There will be much more to come. We will continue to fight for our community and for answers. Government must be more responsive to the people they are supposed to serve.
Justice Garman announces retirement
For almost 50 years, Justice Rita Garman has served as a judge in central Illinois, including many years as the Supreme Court justice for the district including Ford, Livingston and Vermilion counties. Justice Garman began her career in Vermilion County as a lawyer for the Legal Aid Society. She became an assistant state’s attorney and then an associate circuit judge – the first woman to become a judge in that circuit. By the 1990s she was the presiding judge for Vermilion County. Not long after that she was elected to the Appellate Court and was appointed to the Supreme Court in 2001, serving as Chief Justice from 2013 to 2016.

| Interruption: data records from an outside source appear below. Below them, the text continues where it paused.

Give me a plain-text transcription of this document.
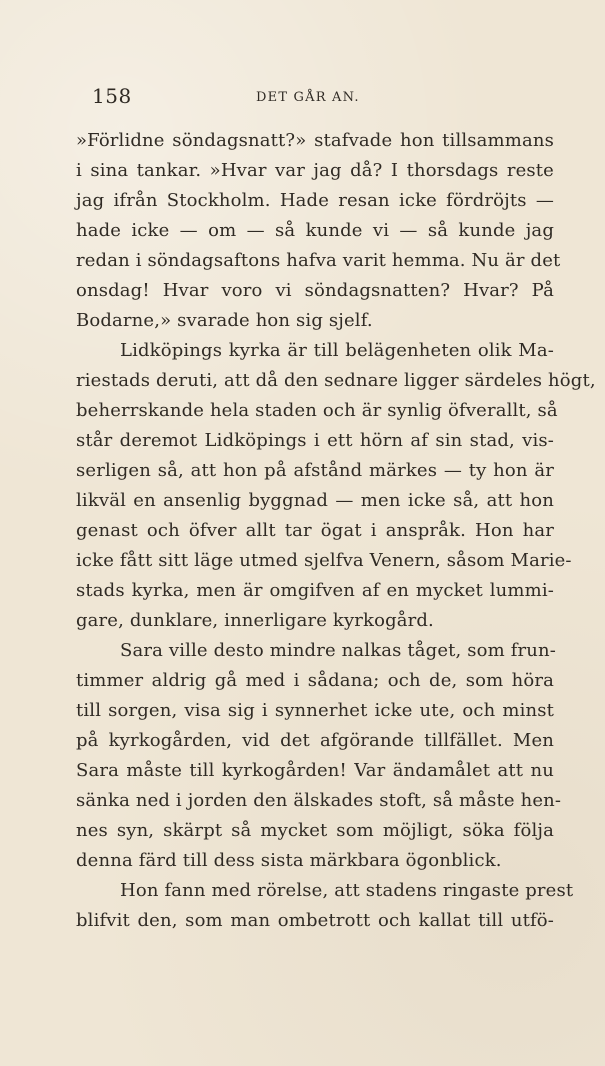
158	DET GÅR AN.
»Förlidne söndagsnatt?» stafvade hon tillsammans
i sina tankar. »Hvar var jag då? I thorsdags reste
jag ifrån Stockholm. Hade resan icke fördröjts —
hade icke — om — så kunde vi — så kunde jag
redan i söndagsaftons hafva varit hemma. Nu är det
onsdag! Hvar voro vi söndagsnatten? Hvar? På
Bodarne,» svarade hon sig sjelf.
Lidköpings kyrka är till belägenheten olik Ma-
riestads deruti, att då den sednare ligger särdeles högt,
beherrskande hela staden och är synlig öfverallt, så
står deremot Lidköpings i ett hörn af sin stad, vis-
serligen så, att hon på afstånd märkes — ty hon är
likväl en ansenlig byggnad — men icke så, att hon
genast och öfver allt tar ögat i anspråk. Hon har
icke fått sitt läge utmed sjelfva Venern, såsom Marie-
stads kyrka, men är omgifven af en mycket lummi-
gare, dunklare, innerligare kyrkogård.
Sara ville desto mindre nalkas tåget, som frun-
timmer aldrig gå med i sådana; och de, som höra
till sorgen, visa sig i synnerhet icke ute, och minst
på kyrkogården, vid det afgörande tillfället. Men
Sara måste till kyrkogården! Var ändamålet att nu
sänka ned i jorden den älskades stoft, så måste hen-
nes syn, skärpt så mycket som möjligt, söka följa
denna färd till dess sista märkbara ögonblick.
Hon fann med rörelse, att stadens ringaste prest
blifvit den, som man ombetrott och kallat till utfö-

This week Justice Garman announced her retirement from the Court. She will retire as the longest-serving judge in Illinois. I want to thank Justice Garman for her decades of service to the people of Illinois and her commitment to the cause of justice for all.
Utility assistance available through May 31
This week the temperature shot up into the 90s in some parts of our district and many of us turned on our air conditioners for the first time. Summertime can see energy bills go through the roof, and so a state program called Help Illinois Families is accepting applications for utility bill assistance through May 31. Help is available for electric bills, but also for utilities like natural gas and propane. You can find more information at HelpIllinoisFamilies.com.
How much do we owe?
As of the time of this writing, the State of Illinois owes $1,804,753,078 in unpaid bills to state vendors. One year ago, the backlog stood at $4.0 billion. This figure represents the amount of bills submitted to the office of the Comptroller and still awaiting payment. It does not include debts that can only be estimated, such as our unfunded pension liability which is subject to a wide range of factors and has been estimated to be more than $141 billion.
Did You Know?
Our state song, “Illinois” was written by Charles H. Chamberlin for the Chicago World’s Fair in 1893 and set to music composed by Archibald Johnson. The song praises the beauty of our state and the bravery of its soldiers in the Civil War. Its first performance was at a Civil War veterans’ reunion where the toastmaster, future President William McKinley, said it was a song “that will never die.” When Chamberlin passed away, a verse from the song was engraved on his Chicago tombstone. “Illinois” officially became the state song in 1925.